This article was published on Business Day, 07 March 2024. It was headlined 'Those in power continually redefine the barriers to entry'
Rodger Jardine's Change Starts Now (CSN) decision to withdraw from the race echoes more of what will come. South Africa's political order has settled on being driven by political parties. Individuals as brands, funded and manufactured legacies, and overrated approvals by the economic establishment will, therefore, struggle to enter politics as easily as it was post-1994. Politics as a vocation in South Africa has a 30-year non-racial experience. This means those inside have by now started to define barriers to entry, and new entrants must have more than just funds to disturb the status quo.
Post 1994, South Africans
entered an era of accelerated opportunity. Young people were appointed to
positions of responsibility that few adults before them dreamt of occupying.

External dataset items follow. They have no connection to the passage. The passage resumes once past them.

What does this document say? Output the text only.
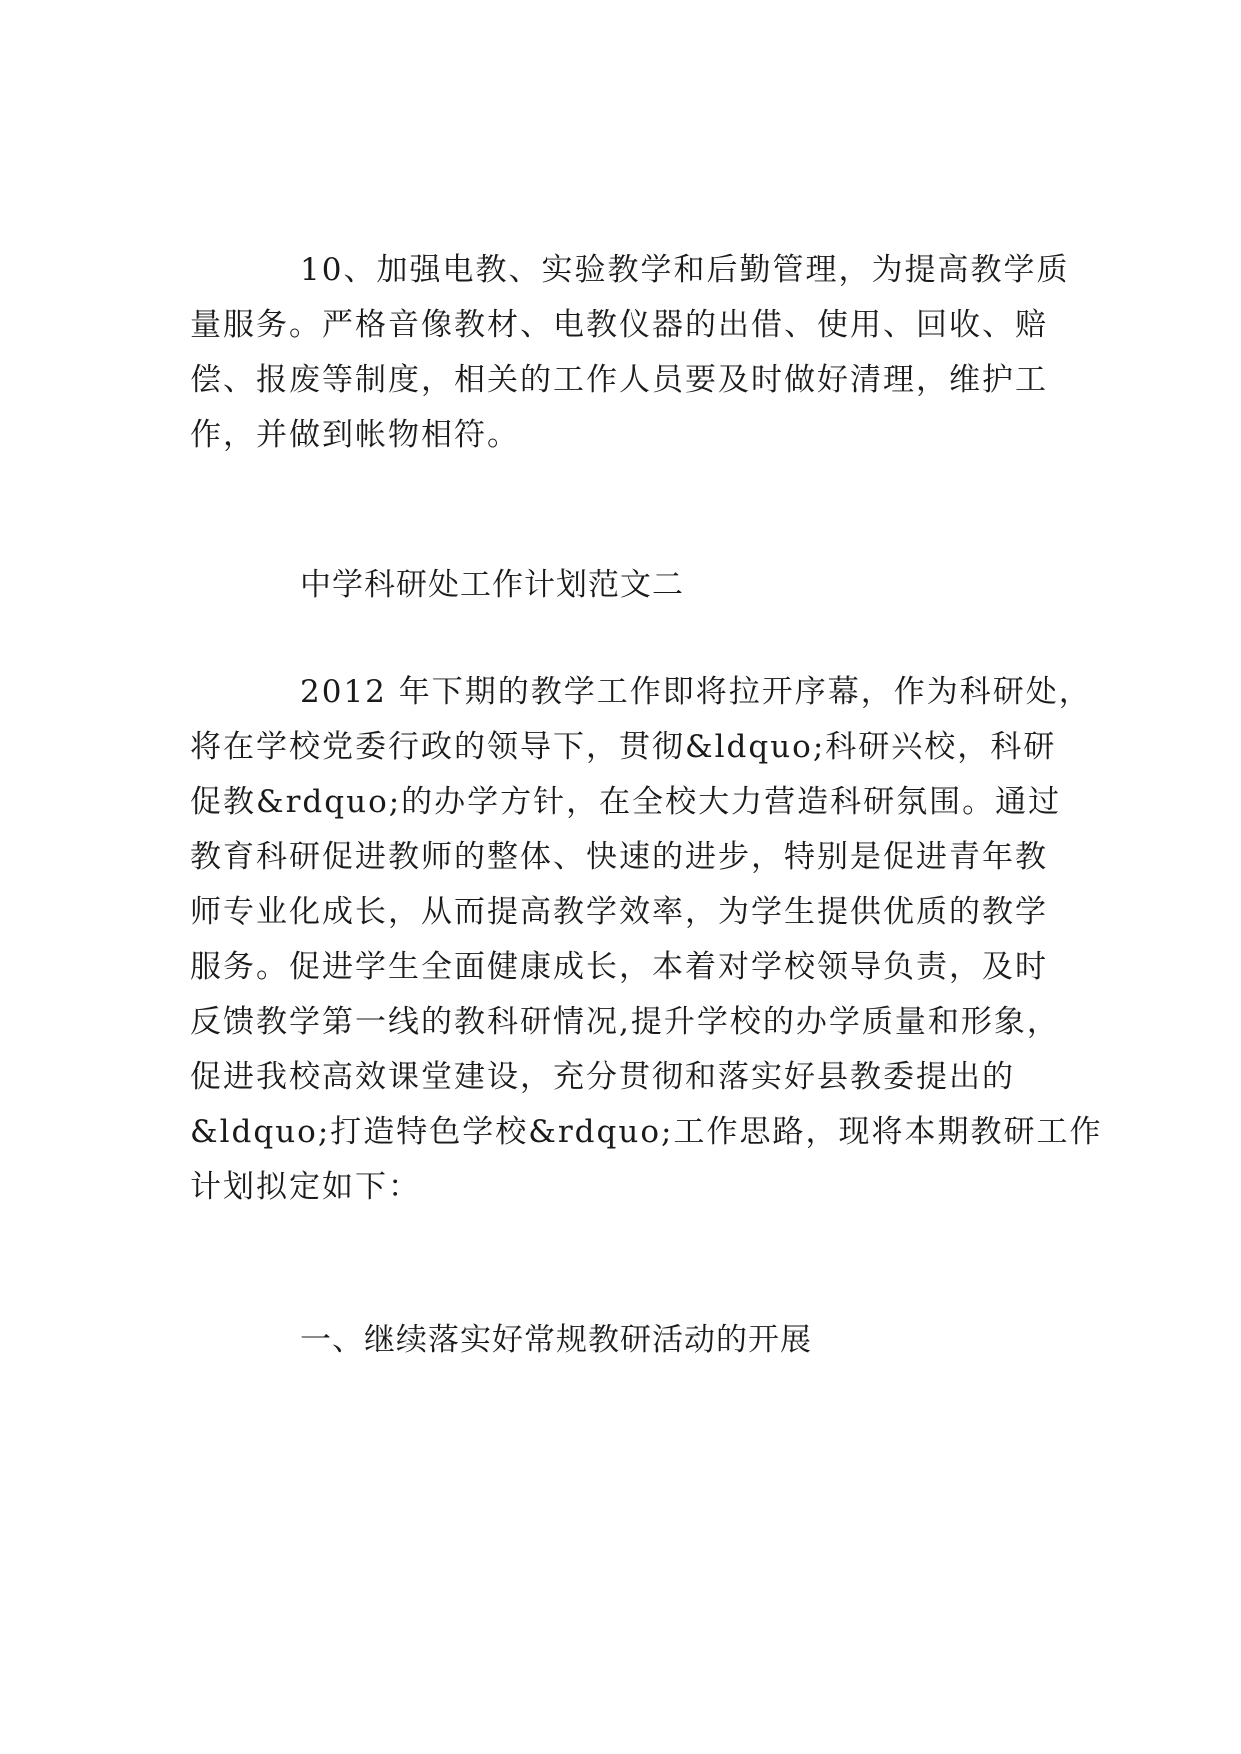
10、加强电教、实验教学和后勤管理，为提高教学质
量服务。严格音像教材、电教仪器的出借、使用、回收、赔
偿、报废等制度，相关的工作人员要及时做好清理，维护工
作，并做到帐物相符。
中学科研处工作计划范文二
2012 年下期的教学工作即将拉开序幕，作为科研处，
将在学校党委行政的领导下，贯彻&ldquo;科研兴校，科研
促教&rdquo;的办学方针，在全校大力营造科研氛围。通过
教育科研促进教师的整体、快速的进步，特别是促进青年教
师专业化成长，从而提高教学效率，为学生提供优质的教学
服务。促进学生全面健康成长，本着对学校领导负责，及时
反馈教学第一线的教科研情况,提升学校的办学质量和形象，
促进我校高效课堂建设，充分贯彻和落实好县教委提出的
&ldquo;打造特色学校&rdquo;工作思路，现将本期教研工作
计划拟定如下：
一、继续落实好常规教研活动的开展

Getting into higher positions of national influence was possible for those with
requisite political and social capital, irrespective of experience. Some only had
to be political activists on steroids to be considered. This influenced how people
rose along the corporate ladder, overturning the tried and tested 'rise through
the ranks' model of societal leadership ascendence.
This trend was scaled
onto the business environment, and the system manufactured instantaneous
corporate leaders and millionaires. Justifiably, barriers to entering most
public and private sector positions got lowered in the process. New corporate
villages were being created, and many would be appointed into complex positions
with certificates of attendance instead of competence. Others would be selected
based on their proximity to political power, and some would be appointed
because of their monetisable contacts list. The system manufactured more
positional leaders than leaders in positions.
In such contexts,
political influence and leadership can quickly become commodified. It is A
condition that explains why it was and is still easy to capture the state
through those elected and appointed. The
resolve to calibrate, instead of allowing an organic process, a multi-party
system where a majority of minority parties prevail has created a
broad-based-black-political-empowerment process that might face the catastrophic
structural failures its economic counterpart went through. Interestingly, the
funders of the political empowerment process hail from an ideological complex.
Those in power will continually
redefine the barriers to entry. Since its inception, post-apartheid, South
Africa has worked hard to establish a two-dominant party-political system. The
2016 and 2021 municipal elections outcomes made the possibility of ousting the
governing ANC real and made the idea of coalition government attractive as a
solution to neutralise ANC hegemony and majority party prowess. Motivational
speakers accelerated corporate leaders, natural anti-establishment
personalities, and persons from faith-based communities started aspiring to
politics. With funding available, a cocktail of political parties was then set.
Unlike the EFF and MK,
whose leaders rode on the back of an infrastructure they led before and were in
neglect by parties they splintered from, these new political parties were more
dependent on how they were branded than known to be fighting for the interest
of voters. It would be more the brand personality of the party and the leaders
that would make the magic than what is at stake in an election. The system
culled them off because they don't have the depth the IEC has converted into
numbers, and the empowerment process ends at them. The jury is out about who
will ultimately be on the ballot paper and who will get the most eligible
voters to the voting stations and vote for them. The lesson is that how we
rise to prominence as individuals does not necessarily work in all contexts.
Rodger Jardine and others like him can be more influential if they stick to
what they can command to effect change. CUT!